Creed II fell 38% this frame, allowing it to add $973,111 to its domestic haul that now stands at $114.3 million. Still in wide release in its eighth weekend of release, Instant Family dipped just 25% this weekend, grossing another $710,000 in the process for a domestic total to date of $66.2 million. Another one of the few holdovers that saw a massive decline from last weekend was Welcome To Marwen, which plummetted 70% for a third-weekend gross of $673,000 and a domestic total of only $10.3 million. Holding far better this weekend was Destroyer, which took in another $110,000 from 6 locations this weekend for a per-theater average of $18,000, about even with its opening weekend per-theater average, which bodes well for its prospects in the weeks to come.

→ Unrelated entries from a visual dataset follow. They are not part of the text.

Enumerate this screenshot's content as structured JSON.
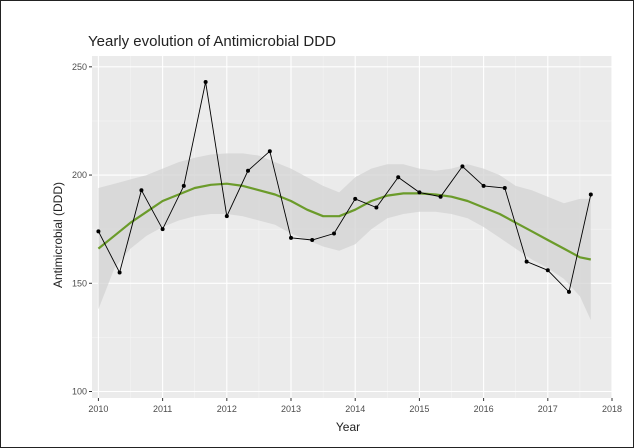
{
  "colors": {
    "panel": "#ebebeb",
    "grid_major": "#ffffff",
    "grid_minor": "#f5f5f5",
    "ribbon": "#d3d3d3",
    "smooth": "#6b9b2a",
    "series": "#000000"
  },
  "chart_data": {
    "type": "line",
    "title": "Yearly evolution of Antimicrobial DDD",
    "xlabel": "Year",
    "ylabel": "Antimicrobial (DDD)",
    "xlim": [
      2009.9,
      2018
    ],
    "ylim": [
      97,
      255
    ],
    "grid": true,
    "x_ticks": [
      2010,
      2011,
      2012,
      2013,
      2014,
      2015,
      2016,
      2017,
      2018
    ],
    "x_tick_labels": [
      "2010",
      "2011",
      "2012",
      "2013",
      "2014",
      "2015",
      "2016",
      "2017",
      "2018"
    ],
    "y_ticks": [
      100,
      150,
      200,
      250
    ],
    "y_tick_labels": [
      "100",
      "150",
      "200",
      "250"
    ],
    "series": [
      {
        "kind": "observed",
        "x": [
          2010.0,
          2010.33,
          2010.67,
          2011.0,
          2011.33,
          2011.67,
          2012.0,
          2012.33,
          2012.67,
          2013.0,
          2013.33,
          2013.67,
          2014.0,
          2014.33,
          2014.67,
          2015.0,
          2015.33,
          2015.67,
          2016.0,
          2016.33,
          2016.67,
          2017.0,
          2017.33,
          2017.67
        ],
        "values": [
          174,
          155,
          193,
          175,
          195,
          243,
          181,
          202,
          211,
          171,
          170,
          173,
          189,
          185,
          199,
          192,
          190,
          204,
          195,
          194,
          160,
          156,
          146,
          191
        ]
      },
      {
        "kind": "loess-smooth",
        "x": [
          2010.0,
          2010.25,
          2010.5,
          2010.75,
          2011.0,
          2011.25,
          2011.5,
          2011.75,
          2012.0,
          2012.25,
          2012.5,
          2012.75,
          2013.0,
          2013.25,
          2013.5,
          2013.75,
          2014.0,
          2014.25,
          2014.5,
          2014.75,
          2015.0,
          2015.25,
          2015.5,
          2015.75,
          2016.0,
          2016.25,
          2016.5,
          2016.75,
          2017.0,
          2017.25,
          2017.5,
          2017.67
        ],
        "values": [
          166,
          172,
          178,
          183,
          188,
          191,
          194,
          195.5,
          196,
          195,
          193,
          191,
          188,
          184,
          181,
          181,
          184,
          188,
          190.5,
          191.5,
          191.5,
          191,
          190,
          188,
          185,
          182,
          178,
          174,
          170,
          166,
          162,
          161
        ],
        "lower": [
          138,
          157,
          166,
          172,
          176,
          179,
          181,
          182,
          182,
          181,
          179,
          177,
          173,
          170,
          167,
          165,
          168,
          175,
          180,
          182,
          183,
          183,
          182,
          180,
          176,
          171,
          166,
          161,
          157,
          152,
          144,
          133
        ],
        "upper": [
          194,
          196,
          198,
          200,
          203,
          206,
          208,
          209.5,
          210,
          210,
          209,
          206,
          203,
          199,
          195,
          192,
          199,
          203,
          205,
          205,
          203,
          202,
          203,
          205,
          203,
          200,
          195,
          193,
          190,
          187,
          189,
          189
        ]
      }
    ]
  }
}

Destroyer has now grossed $259,776 domestically. Also in its second weekend of limited release this frame was Stan & Ollie. which grossed $96,173 from 8 locations for a per-theater average of $12,022 and a domestic total of $243,159. Interestingly, Cold War improved on its per-theater average from last weekend despite adding locations, a good sign for the kind of word-of-mouth its generating. Grossing $93,000 from 6 locations this weekend for a per-theater average of $15,500, Cold War has now grossed $274,355 domestically.
The top 12 movies this weekend grossed $122.7 million, which is only the tenth biggest first weekend of any given year and down 19% from this same weekend last year when Jumanji: Welcome To The Jungle topped the box office for the first time ever.